Turge pulled out with both hands; a set of books, a box of chemicals, some stainless steel surgical tools, staples, and material for stitching. He tossed aside the remaining excelsior from the box, and then slowly and caringly pulled out a stuffed Horse’s head. Turge stared in awe, like watching a child emerge from the birth canal. Unaccountably, he started laughing.
“What the hell, those crazy bastards ... get the idea Gankey ... a horse head ... a real stuffed horse head. What’s that word you sister always used? Irony ... yeah that’s the one ... you see the irony?” Turge said as he placed the horse head on top of the picnic cooler setting on the workbench.

“Yeah Mr. Mensa, I get the irony, a horse head for a horse’s ass. Oh yeah, you do know don’t you, that critter’s not going in my house, and don’t bring my sister into this.”
“I’m thinking the other way around, the horse’s ass’ sent the ...”

“Like I said Turge, I got the idea the first time.” “Listen up Gankey, all this stuff has to be for a home course in taxidarn. I remember seeing a picture on the back of that matchbook cover along with them accountings’, postal workers, and import export business guys, all of them wearing ties. Me and you’ll set up this taxidarn business and in a year’s time be able to walk away from this wide spot in the road. I got a real winner here, and I’m the one that thought of writing away for the kit. I’ve got all the plans penciled out in my head -- every step of the way. I’m raring to get on down the road right now.”
Gankey looked at the shipping label on the crate, “Wait a minute Turge afore you go spending what you ain’t got – that shipping label’s the address for Jeb’s Apothecary. That other crate must have been yours – the way the Hound driver Homer yanked this one out on the ground, he never even looked at the label, what with you all the time hollering the crate belonged to you.”

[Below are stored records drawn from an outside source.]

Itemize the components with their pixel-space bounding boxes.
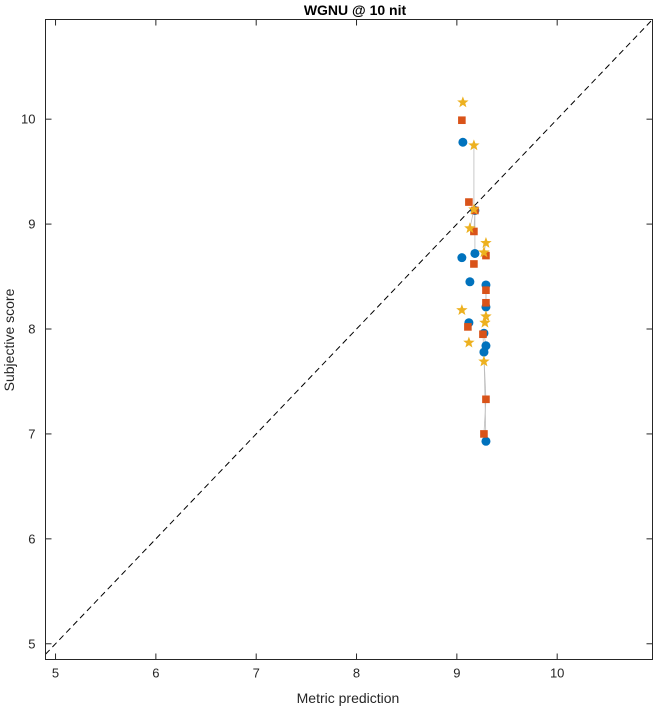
y-axis-label: Subjective score xyxy=(1,288,17,391)
star-marker xyxy=(457,96,469,108)
x-axis-label: Metric prediction xyxy=(297,690,400,706)
square-marker xyxy=(482,298,490,307)
x-tick-label: 8 xyxy=(353,666,360,681)
circle-marker xyxy=(458,137,468,147)
circle-marker xyxy=(470,248,480,258)
plot-area xyxy=(45,19,653,660)
square-marker xyxy=(470,260,478,268)
y-tick-label: 7 xyxy=(28,426,35,441)
star-marker xyxy=(478,246,490,258)
square-marker xyxy=(482,395,490,404)
star-marker xyxy=(463,336,475,348)
x-tick-label: 7 xyxy=(253,666,260,681)
star-marker xyxy=(478,355,490,367)
star-marker xyxy=(468,203,480,215)
x-tick-label: 10 xyxy=(550,666,564,681)
square-marker xyxy=(465,198,473,206)
star-marker xyxy=(480,310,492,322)
circle-marker xyxy=(457,253,467,263)
square-marker xyxy=(470,227,478,236)
x-tick-label: 5 xyxy=(52,666,59,681)
star-marker xyxy=(480,236,492,248)
y-tick-label: 10 xyxy=(21,112,35,127)
square-marker xyxy=(464,323,472,331)
square-marker xyxy=(482,286,490,294)
y-tick-label: 5 xyxy=(28,636,35,651)
plot-frame xyxy=(45,19,653,660)
square-marker xyxy=(480,430,488,438)
chart-title: WGNU @ 10 nit xyxy=(304,2,407,18)
square-marker xyxy=(458,116,466,125)
y-tick-label: 9 xyxy=(28,217,35,232)
x-tick-label: 6 xyxy=(152,666,159,681)
circle-marker xyxy=(479,347,489,357)
star-marker xyxy=(479,316,491,328)
star-marker xyxy=(468,139,480,151)
y-tick-label: 8 xyxy=(28,322,35,337)
y-tick-label: 6 xyxy=(28,531,35,546)
square-marker xyxy=(479,330,487,339)
circle-marker xyxy=(465,277,475,287)
x-tick-label: 9 xyxy=(453,666,460,681)
star-marker xyxy=(464,222,476,234)
identity-reference-line xyxy=(45,19,653,655)
connector-line xyxy=(483,399,487,434)
star-marker xyxy=(456,304,468,315)
circle-marker xyxy=(481,436,491,446)
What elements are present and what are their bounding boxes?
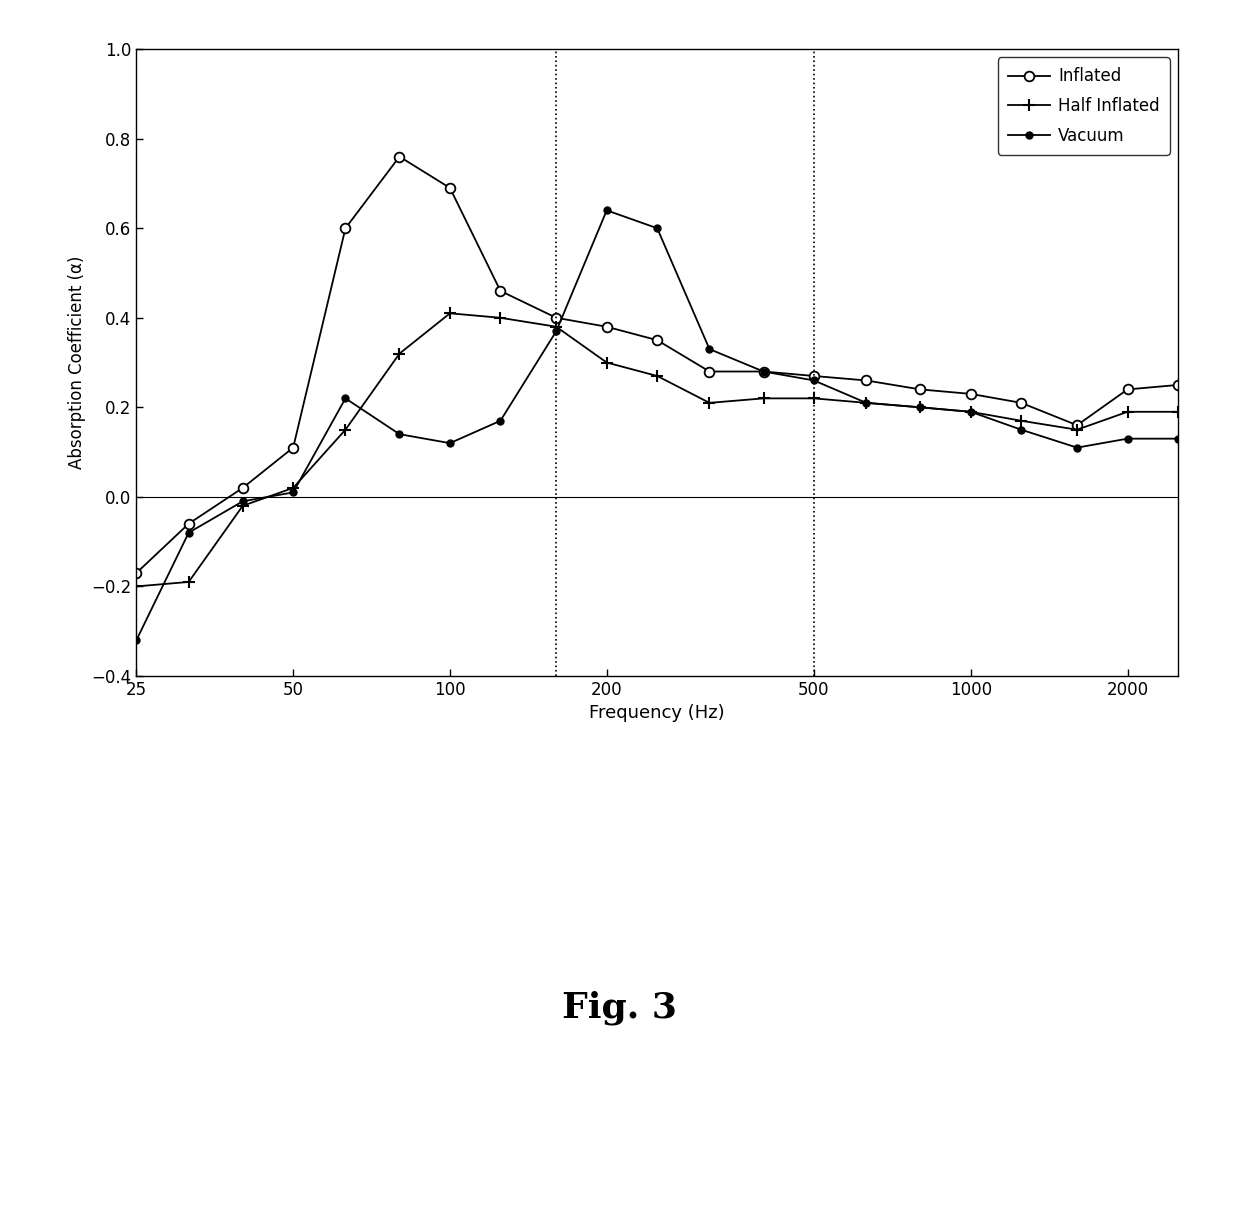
Half Inflated <box>702 396 717 410</box>
Inflated <box>650 333 665 348</box>
Vacuum <box>443 436 458 451</box>
Vacuum <box>392 426 407 441</box>
Inflated <box>494 284 508 299</box>
Inflated <box>549 311 564 326</box>
Half Inflated <box>339 423 353 438</box>
Inflated <box>236 481 250 495</box>
Inflated <box>756 364 771 379</box>
Legend: Inflated, Half Inflated, Vacuum: Inflated, Half Inflated, Vacuum <box>998 58 1169 155</box>
Half Inflated <box>963 404 978 419</box>
Inflated <box>599 320 614 334</box>
Line: Inflated: Inflated <box>131 151 1183 578</box>
Vacuum <box>285 485 300 500</box>
Inflated <box>339 221 353 236</box>
Vacuum <box>1014 423 1029 438</box>
Vacuum <box>1070 440 1085 455</box>
Inflated <box>129 565 144 580</box>
Vacuum <box>756 364 771 379</box>
Vacuum <box>963 404 978 419</box>
Inflated <box>181 516 196 531</box>
Vacuum <box>859 396 874 410</box>
Text: Fig. 3: Fig. 3 <box>563 991 677 1025</box>
Half Inflated <box>285 481 300 495</box>
Half Inflated <box>806 391 821 406</box>
Half Inflated <box>599 355 614 370</box>
Half Inflated <box>129 579 144 594</box>
X-axis label: Frequency (Hz): Frequency (Hz) <box>589 704 725 723</box>
Vacuum <box>1120 431 1135 446</box>
Half Inflated <box>913 399 928 414</box>
Inflated <box>1120 382 1135 397</box>
Inflated <box>1070 418 1085 433</box>
Inflated <box>702 364 717 379</box>
Inflated <box>392 149 407 163</box>
Half Inflated <box>1070 423 1085 438</box>
Vacuum <box>913 399 928 414</box>
Vacuum <box>549 324 564 339</box>
Half Inflated <box>1120 404 1135 419</box>
Vacuum <box>599 203 614 218</box>
Inflated <box>859 374 874 388</box>
Half Inflated <box>494 311 508 326</box>
Half Inflated <box>1014 413 1029 428</box>
Half Inflated <box>181 574 196 589</box>
Inflated <box>913 382 928 397</box>
Inflated <box>806 369 821 383</box>
Half Inflated <box>392 347 407 361</box>
Inflated <box>963 386 978 401</box>
Inflated <box>1014 396 1029 410</box>
Vacuum <box>339 391 353 406</box>
Vacuum <box>1171 431 1185 446</box>
Y-axis label: Absorption Coefficient (α): Absorption Coefficient (α) <box>68 256 86 469</box>
Vacuum <box>650 221 665 236</box>
Line: Half Inflated: Half Inflated <box>130 307 1184 592</box>
Vacuum <box>236 494 250 509</box>
Vacuum <box>181 525 196 540</box>
Inflated <box>443 181 458 195</box>
Half Inflated <box>756 391 771 406</box>
Half Inflated <box>443 306 458 321</box>
Vacuum <box>129 633 144 648</box>
Half Inflated <box>236 499 250 514</box>
Inflated <box>1171 377 1185 392</box>
Vacuum <box>806 374 821 388</box>
Half Inflated <box>1171 404 1185 419</box>
Half Inflated <box>650 369 665 383</box>
Vacuum <box>494 413 508 428</box>
Inflated <box>285 440 300 455</box>
Line: Vacuum: Vacuum <box>133 206 1182 644</box>
Half Inflated <box>549 320 564 334</box>
Half Inflated <box>859 396 874 410</box>
Vacuum <box>702 342 717 356</box>
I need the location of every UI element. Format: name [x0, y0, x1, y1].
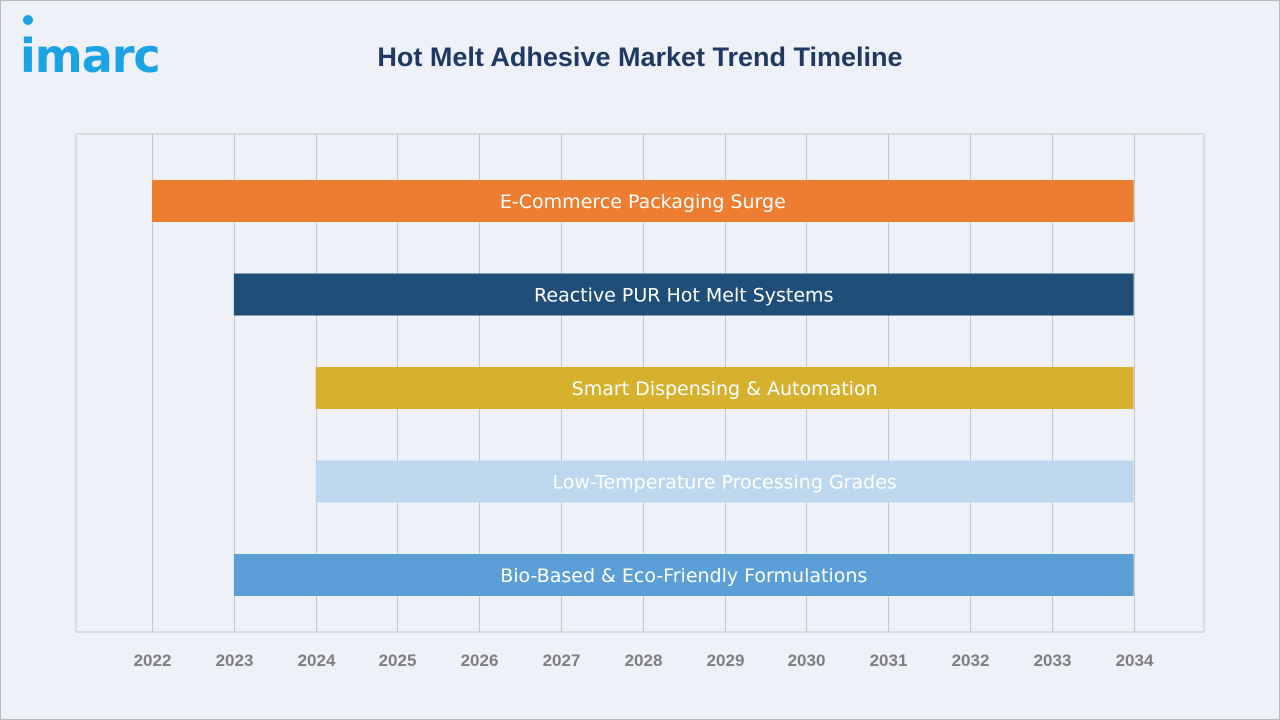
timeline-bar-4 [315, 460, 1134, 503]
bars [152, 180, 1134, 596]
plot-area [75, 133, 1205, 633]
timeline-bar-3 [315, 367, 1134, 409]
timeline-bar-2 [233, 273, 1134, 316]
timeline-bar-5 [233, 554, 1134, 596]
x-tick-label-2030: 2030 [788, 651, 826, 670]
bar-label-5: Bio-Based & Eco-Friendly Formulations [500, 565, 867, 587]
bar-labels: E-Commerce Packaging Surge Reactive PUR H… [500, 191, 897, 587]
x-tick-label-2029: 2029 [707, 651, 745, 670]
x-tick-label-2026: 2026 [461, 651, 499, 670]
chart-title-text: Hot Melt Adhesive Market Trend Timeline [377, 42, 903, 72]
x-tick-label-2025: 2025 [379, 651, 417, 670]
bar-label-4: Low-Temperature Processing Grades [553, 472, 897, 494]
x-tick-label-2023: 2023 [216, 651, 254, 670]
imarc-logo: imarc [20, 15, 161, 83]
x-tick-label-2034: 2034 [1116, 651, 1154, 670]
x-tick-label-2028: 2028 [625, 651, 663, 670]
x-tick-label-2022: 2022 [134, 651, 172, 670]
x-tick-label-2032: 2032 [952, 651, 990, 670]
x-tick-label-2027: 2027 [543, 651, 581, 670]
logo-dot [23, 15, 33, 25]
bar-label-2: Reactive PUR Hot Melt Systems [534, 285, 833, 307]
x-tick-label-2031: 2031 [870, 651, 908, 670]
timeline-bar-1 [152, 180, 1134, 222]
plot-border [75, 133, 1205, 633]
logo-text: imarc [20, 29, 160, 83]
tick-labels: 2022 2023 2024 2025 2026 2027 2028 2029 2030 2031… [134, 651, 1154, 670]
x-tick-label-2033: 2033 [1034, 651, 1072, 670]
x-tick-label-2024: 2024 [298, 651, 336, 670]
chart-title: Hot Melt Adhesive Market Trend Timeline [0, 42, 1280, 73]
bar-label-3: Smart Dispensing & Automation [572, 378, 878, 400]
bar-label-1: E-Commerce Packaging Surge [500, 191, 786, 213]
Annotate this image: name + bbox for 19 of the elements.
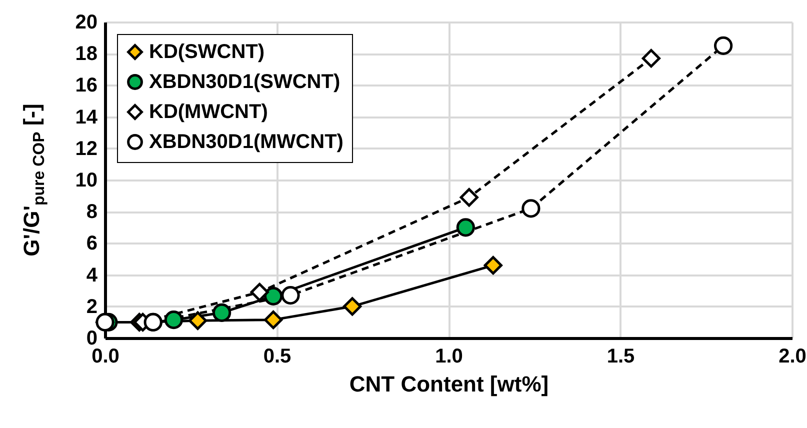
y-tick-label: 16 (75, 74, 98, 97)
y-tick-label: 4 (86, 264, 98, 286)
legend-label: KD(MWCNT) (149, 101, 268, 123)
y-tick-label: 14 (75, 106, 98, 128)
y-tick-label: 12 (75, 138, 98, 160)
x-tick-label: 1.5 (606, 346, 635, 368)
x-tick-label: 2.0 (778, 346, 806, 368)
y-tick-label: 20 (75, 12, 98, 34)
x-tick-label: 1.0 (435, 346, 463, 368)
legend-label: XBDN30D1(SWCNT) (149, 71, 340, 93)
y-tick-label: 2 (86, 296, 98, 318)
x-axis-title: CNT Content [wt%] (349, 372, 549, 396)
y-tick-label: 18 (75, 43, 98, 66)
legend-label: XBDN30D1(MWCNT) (149, 131, 344, 153)
y-tick-label: 6 (86, 232, 98, 255)
x-tick-label: 0.5 (263, 346, 292, 368)
legend-label: KD(SWCNT) (149, 41, 265, 63)
y-tick-label: 10 (75, 170, 98, 192)
y-tick-label: 8 (86, 201, 98, 224)
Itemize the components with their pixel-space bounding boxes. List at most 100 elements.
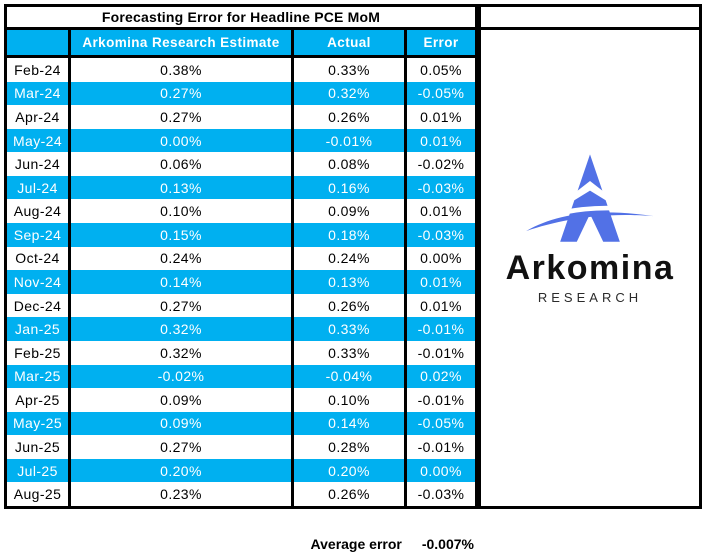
header-error-cell: Error [423,35,459,50]
forecast-table: Forecasting Error for Headline PCE MoM A… [7,7,481,506]
month-cell: Feb-25 [7,340,71,365]
table-row: Jun-24 0.06% 0.08% -0.02% [7,152,475,176]
actual-cell: 0.10% [294,388,407,412]
actual-cell: -0.04% [294,364,407,389]
month-cell: Jan-25 [7,317,71,341]
table-row: Dec-24 0.27% 0.26% 0.01% [7,293,475,318]
actual-cell: -0.01% [294,128,407,153]
table-row: Apr-24 0.27% 0.26% 0.01% [7,105,475,129]
estimate-cell: 0.00% [71,128,294,153]
table-row: Jun-25 0.27% 0.28% -0.01% [7,435,475,459]
actual-cell: 0.33% [294,58,407,82]
estimate-cell: 0.14% [71,270,294,294]
month-cell: Apr-25 [7,388,71,412]
actual-cell: 0.09% [294,199,407,224]
month-cell: Mar-25 [7,364,71,389]
month-cell: Oct-24 [7,246,71,271]
actual-cell: 0.26% [294,482,407,506]
month-cell: Nov-24 [7,270,71,294]
table-row: Jan-25 0.32% 0.33% -0.01% [7,317,475,341]
estimate-cell: 0.20% [71,458,294,483]
arkomina-a-swoosh-icon [526,154,654,242]
table-row: Mar-24 0.27% 0.32% -0.05% [7,81,475,106]
estimate-cell: 0.38% [71,58,294,82]
average-error-value: -0.007% [421,536,474,552]
month-cell: Mar-24 [7,81,71,106]
table-row: Aug-25 0.23% 0.26% -0.03% [7,482,475,506]
actual-cell: 0.24% [294,246,407,271]
forecast-sheet: Forecasting Error for Headline PCE MoM A… [4,4,702,509]
actual-cell: 0.33% [294,317,407,341]
error-cell: -0.03% [417,486,465,503]
error-cell: -0.02% [417,156,465,173]
header-estimate-cell: Arkomina Research Estimate [71,30,294,55]
error-cell: -0.05% [417,415,465,432]
month-cell: Dec-24 [7,293,71,318]
estimate-cell: -0.02% [71,364,294,389]
month-cell: Jun-25 [7,435,71,459]
table-row: Aug-24 0.10% 0.09% 0.01% [7,199,475,224]
error-cell: 0.01% [420,273,462,290]
error-cell: -0.05% [417,85,465,102]
month-cell: Aug-25 [7,482,71,506]
actual-cell: 0.18% [294,223,407,247]
estimate-cell: 0.09% [71,411,294,436]
table-row: May-25 0.09% 0.14% -0.05% [7,411,475,436]
month-cell: Jul-24 [7,175,71,200]
estimate-cell: 0.27% [71,81,294,106]
error-cell: -0.03% [417,226,465,243]
month-cell: May-24 [7,128,71,153]
table-row: Apr-25 0.09% 0.10% -0.01% [7,388,475,412]
error-cell: -0.01% [417,439,465,456]
actual-cell: 0.14% [294,411,407,436]
table-row: May-24 0.00% -0.01% 0.01% [7,128,475,153]
actual-cell: 0.08% [294,152,407,176]
table-row: Sep-24 0.15% 0.18% -0.03% [7,223,475,247]
actual-cell: 0.28% [294,435,407,459]
table-row: Jul-24 0.13% 0.16% -0.03% [7,175,475,200]
table-row: Feb-24 0.38% 0.33% 0.05% [7,58,475,82]
error-cell: 0.01% [420,297,462,314]
month-cell: Aug-24 [7,199,71,224]
month-cell: Sep-24 [7,223,71,247]
estimate-cell: 0.13% [71,175,294,200]
table-row: Oct-24 0.24% 0.24% 0.00% [7,246,475,271]
logo-panel: Arkomina RESEARCH [481,7,699,506]
logo-subtitle: RESEARCH [537,290,643,306]
logo-wordmark: Arkomina [505,249,675,287]
actual-cell: 0.26% [294,105,407,129]
estimate-cell: 0.32% [71,317,294,341]
month-cell: Feb-24 [7,58,71,82]
arkomina-logo: Arkomina RESEARCH [481,30,699,506]
table-row: Jul-25 0.20% 0.20% 0.00% [7,458,475,483]
estimate-cell: 0.06% [71,152,294,176]
estimate-cell: 0.27% [71,105,294,129]
header-month-cell [7,30,71,55]
logo-panel-top-cell [481,7,699,30]
actual-cell: 0.13% [294,270,407,294]
error-cell: -0.01% [417,391,465,408]
error-cell: 0.01% [420,108,462,125]
error-cell: 0.01% [420,132,462,149]
actual-cell: 0.20% [294,458,407,483]
average-error-row: Average error -0.007% [7,536,474,552]
error-cell: -0.03% [417,179,465,196]
error-cell: 0.00% [420,250,462,267]
table-body: Feb-24 0.38% 0.33% 0.05% Mar-24 0.27% 0.… [7,58,475,506]
error-cell: 0.01% [420,203,462,220]
header-actual-cell: Actual [294,30,407,55]
actual-cell: 0.26% [294,293,407,318]
table-row: Feb-25 0.32% 0.33% -0.01% [7,340,475,365]
error-cell: -0.01% [417,321,465,338]
estimate-cell: 0.24% [71,246,294,271]
actual-cell: 0.16% [294,175,407,200]
month-cell: Apr-24 [7,105,71,129]
month-cell: Jul-25 [7,458,71,483]
table-row: Mar-25 -0.02% -0.04% 0.02% [7,364,475,389]
estimate-cell: 0.09% [71,388,294,412]
estimate-cell: 0.27% [71,293,294,318]
average-error-label: Average error [310,536,402,552]
table-header: Arkomina Research Estimate Actual Error [7,30,475,58]
error-cell: 0.00% [420,462,462,479]
estimate-cell: 0.32% [71,340,294,365]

Turge, along with his hyper-excitement at receiving a package, had already started swelling up with visions of his rosy future. He paid no attention to what Gankey said. Instead, he stood trembling and rubbed his sweaty hands onto his Jib Jab tee shirt beneath the bib coveralls. His breath came rapidly. The perspiration on his forehead ran down his face mixing with the black graphite forming grey rivulets. Turge never experienced sustained thinking; he liked to say that he saved energy by letting his “brain” rest in standby mode.

Turge ran his hands down his coveralls, reached out, and grabbed Gankey. He pushed his lips onto hers and began pulling at her clothes. At first, she remained passive, but gradually responded more excitedly than her attacker did. They fell onto the old oil stained car seat. His mouth covered hers while his fingers pulled at her lower lip until she cried in pain. She pulled away and bit into his neck – laughing. The Horse head staring straight ahead remained expressionless.